Tuesday, November 3, 2009

"...leaving her in the street for dead."


I'm just outside the passenger window, in the bike lane, and watching the drivers head - not one glance my way, not a hint of considering it... I unclip the right shoe - preparing to frog leap with my bike up onto the curb. Before I can make the slightest "rrribbit", muchless hop, the rear truck wheel is coming my way -
S#@&TTTTT! Holy MdG (Madonna del Ghisallo) where are you??

That was some time ago, I survived the near encounter with a bruised wrist (my frog hops aren't apparently what they use to be) and an increased distrust for 'right-turner' - that was before Portland began the green bikebox-no-right-turn project, hopefully that will increase awareness.

Others, have not been so lucky.

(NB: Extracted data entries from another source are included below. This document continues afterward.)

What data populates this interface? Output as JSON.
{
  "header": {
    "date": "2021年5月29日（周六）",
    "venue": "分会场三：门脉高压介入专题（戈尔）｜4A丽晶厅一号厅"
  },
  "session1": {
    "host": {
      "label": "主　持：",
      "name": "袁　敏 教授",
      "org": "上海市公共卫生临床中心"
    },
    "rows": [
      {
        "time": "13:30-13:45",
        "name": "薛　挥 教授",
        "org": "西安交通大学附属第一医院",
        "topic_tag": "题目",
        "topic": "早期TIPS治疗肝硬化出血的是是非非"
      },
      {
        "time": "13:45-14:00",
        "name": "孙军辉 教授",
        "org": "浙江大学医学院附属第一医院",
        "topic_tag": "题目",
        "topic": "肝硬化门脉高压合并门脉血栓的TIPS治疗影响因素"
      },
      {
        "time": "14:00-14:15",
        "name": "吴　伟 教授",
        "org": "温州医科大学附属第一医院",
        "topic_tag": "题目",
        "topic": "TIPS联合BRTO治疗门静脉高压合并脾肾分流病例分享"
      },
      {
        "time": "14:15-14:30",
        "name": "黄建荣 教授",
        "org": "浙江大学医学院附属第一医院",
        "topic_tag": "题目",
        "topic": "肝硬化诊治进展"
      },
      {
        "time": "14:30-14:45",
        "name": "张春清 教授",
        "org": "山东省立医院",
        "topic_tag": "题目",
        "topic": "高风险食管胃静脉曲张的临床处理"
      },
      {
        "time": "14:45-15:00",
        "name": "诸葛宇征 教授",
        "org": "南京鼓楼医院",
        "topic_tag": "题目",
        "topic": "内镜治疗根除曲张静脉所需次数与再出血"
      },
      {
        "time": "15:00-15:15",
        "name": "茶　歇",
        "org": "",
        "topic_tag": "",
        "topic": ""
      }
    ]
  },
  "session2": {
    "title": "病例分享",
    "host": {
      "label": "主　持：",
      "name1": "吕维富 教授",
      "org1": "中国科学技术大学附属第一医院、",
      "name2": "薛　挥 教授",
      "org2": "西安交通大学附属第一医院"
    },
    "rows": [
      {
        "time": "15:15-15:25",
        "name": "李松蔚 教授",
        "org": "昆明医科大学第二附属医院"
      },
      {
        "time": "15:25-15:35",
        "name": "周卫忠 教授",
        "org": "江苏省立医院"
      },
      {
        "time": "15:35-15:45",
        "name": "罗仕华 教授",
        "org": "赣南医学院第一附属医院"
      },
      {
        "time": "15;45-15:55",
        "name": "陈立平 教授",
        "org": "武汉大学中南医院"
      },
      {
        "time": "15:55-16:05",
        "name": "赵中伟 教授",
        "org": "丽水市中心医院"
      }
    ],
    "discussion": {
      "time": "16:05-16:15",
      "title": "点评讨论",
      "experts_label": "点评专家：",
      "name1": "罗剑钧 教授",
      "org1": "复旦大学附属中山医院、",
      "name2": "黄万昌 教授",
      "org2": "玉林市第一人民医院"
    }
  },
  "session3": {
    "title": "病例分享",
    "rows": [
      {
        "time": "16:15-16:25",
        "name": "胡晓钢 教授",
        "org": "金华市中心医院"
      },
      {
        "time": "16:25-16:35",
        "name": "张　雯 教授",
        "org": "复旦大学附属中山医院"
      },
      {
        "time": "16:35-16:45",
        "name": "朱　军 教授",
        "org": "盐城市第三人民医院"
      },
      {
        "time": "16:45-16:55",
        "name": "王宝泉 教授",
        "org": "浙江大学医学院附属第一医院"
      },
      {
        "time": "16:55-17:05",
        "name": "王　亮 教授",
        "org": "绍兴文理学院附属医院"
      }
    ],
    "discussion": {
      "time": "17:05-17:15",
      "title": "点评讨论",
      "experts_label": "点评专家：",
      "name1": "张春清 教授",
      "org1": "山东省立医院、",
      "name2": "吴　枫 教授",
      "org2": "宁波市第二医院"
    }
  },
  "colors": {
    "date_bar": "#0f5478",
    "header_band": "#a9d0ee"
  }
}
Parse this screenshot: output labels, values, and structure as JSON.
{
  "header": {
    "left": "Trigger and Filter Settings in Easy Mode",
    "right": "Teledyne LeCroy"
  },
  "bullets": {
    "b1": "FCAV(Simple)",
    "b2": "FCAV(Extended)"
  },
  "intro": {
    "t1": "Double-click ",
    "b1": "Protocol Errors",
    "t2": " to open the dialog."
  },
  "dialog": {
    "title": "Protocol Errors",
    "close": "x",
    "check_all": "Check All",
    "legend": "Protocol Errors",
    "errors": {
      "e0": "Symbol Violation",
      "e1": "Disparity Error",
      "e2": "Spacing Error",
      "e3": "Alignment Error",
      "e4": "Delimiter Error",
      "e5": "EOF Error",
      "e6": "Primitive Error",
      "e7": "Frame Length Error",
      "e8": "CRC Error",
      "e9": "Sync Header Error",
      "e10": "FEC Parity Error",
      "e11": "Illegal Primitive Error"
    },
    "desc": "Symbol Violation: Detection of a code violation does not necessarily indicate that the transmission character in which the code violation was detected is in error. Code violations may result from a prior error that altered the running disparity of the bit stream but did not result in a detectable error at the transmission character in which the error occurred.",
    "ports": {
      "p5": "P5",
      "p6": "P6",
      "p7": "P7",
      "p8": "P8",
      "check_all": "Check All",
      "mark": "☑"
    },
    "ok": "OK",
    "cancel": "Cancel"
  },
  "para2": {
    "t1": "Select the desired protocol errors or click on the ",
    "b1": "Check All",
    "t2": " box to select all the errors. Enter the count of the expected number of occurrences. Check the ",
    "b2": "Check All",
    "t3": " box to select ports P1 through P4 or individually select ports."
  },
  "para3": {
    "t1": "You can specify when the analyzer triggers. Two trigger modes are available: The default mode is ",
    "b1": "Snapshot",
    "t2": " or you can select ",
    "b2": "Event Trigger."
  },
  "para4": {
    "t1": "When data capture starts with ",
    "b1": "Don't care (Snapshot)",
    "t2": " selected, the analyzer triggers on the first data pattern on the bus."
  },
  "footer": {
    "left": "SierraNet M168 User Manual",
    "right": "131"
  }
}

Bikes and collisions with cars seem to be crisscrossing my life lately - earlier in the year it was "Moose", nearly killed by a driver turning across him (he is alive and recovering - not the bike); then it was Brian with the sequel to Moose's collision (different place and driver, same result); then the fall saga of Dr. Death-to-Cyclists hit the webwaves (available in painful detail on VeloNews), then Portland got its own sanctuary of the Madonna del Ghisallo, protector of cyclists and those not so lucky - kinda cool and ominous at the same time.

They say these things come in threes, or sevens, ...or elevens, I don't know. But whatever their fractally define frequency is, at some point they begin to coalesce into something that resonates, is meaningful; the critical bit for a cyclist is you just need to be listening for the music. I just finished this afternoons ride (safely) and I'm listening to the World on PRI and hear the story of
Melody Gardot and damn if it isn't another one! Errrrrrgh!! This last one struck a cord - several beautiful cords - reminding me not every bike-car encounter ends in the erection of a ghostbike. It's about Gadot's collision with bad judgment and her musical rise from death's door (thank you again MdG).

As I sat there listening to the story and her sultry jazz-infused voice wafting from the speakers I was struck by conflicting images - her lifeless body and bike splayed across the Philly pavement and this incredible living voice I had never heard. Increasingly we are living in a shared world - incumbent on our ability to learn and accept sharing - of resources, religions, rights, and roads. "All I really need to know about how to live and what to do and how to be I learned in kindergarten. Wisdom was not at the top of the graduate school mountain, but there in the sand pile at primary school." I also learned how to ride my bike in primary school - and nobody got hurt doing it.


In addition to the World's version of Melody Gadot's story, here's Michael Nastos' summation of events and musical outcomes:
"
The story of vocalist Melody Gardot is as remarkable as any who perseveres against abject adversity. Born in New Jersey in 1985, she took up piano and played as a youngster on the nightclub scene of Philadelphia, influenced by jazz, folk, rock and pop musics. At age 19 she was a fashion student at the Community College of Philadelphia. But, on a fateful day, while riding her bicycle, the driver of a Jeep made an illegal turn, hurdling into Gardot and leaving her in the street for dead. Hospitalized for months with multiple head injuries and pelvic fractures, her love for music was the best therapy she could receive. While in her hospital bed, she wrote and recorded songs that would become the EP Some Lessons. Upon her eventual release from intensive care, Gardot found the strength and determination to further her career as an artist. Blessed with a beautiful voice and grand insight as a songwriter, her cognitive powers slowly but surely became pronounced, leading to the independent recording and release of her debut CD, Worrisome Heart, which was reissued in 2007 by Verve records. Gardot is hypersensitive to light and noise, thus she wears dark glasses, and uses a cane to walk. On-stage she requires a special seating unit, and wears a Transcutaneous Electro-Nerve Stimulator, a TENS device, to assist in alleviating her neuralgic muscle pain. As amazing as her story is, what is more evident is that she possesses a blue style and persona that reflects not only her afflictions, but conversely the hope and joy of making personalized music that marks her as an individual and original. Though touring is difficult, she has been performing in major cities [in Europe and in the US] on the East Coast to support her recordings. In 2009, Gardot followed up her Verve debut with My One and Only Thrill."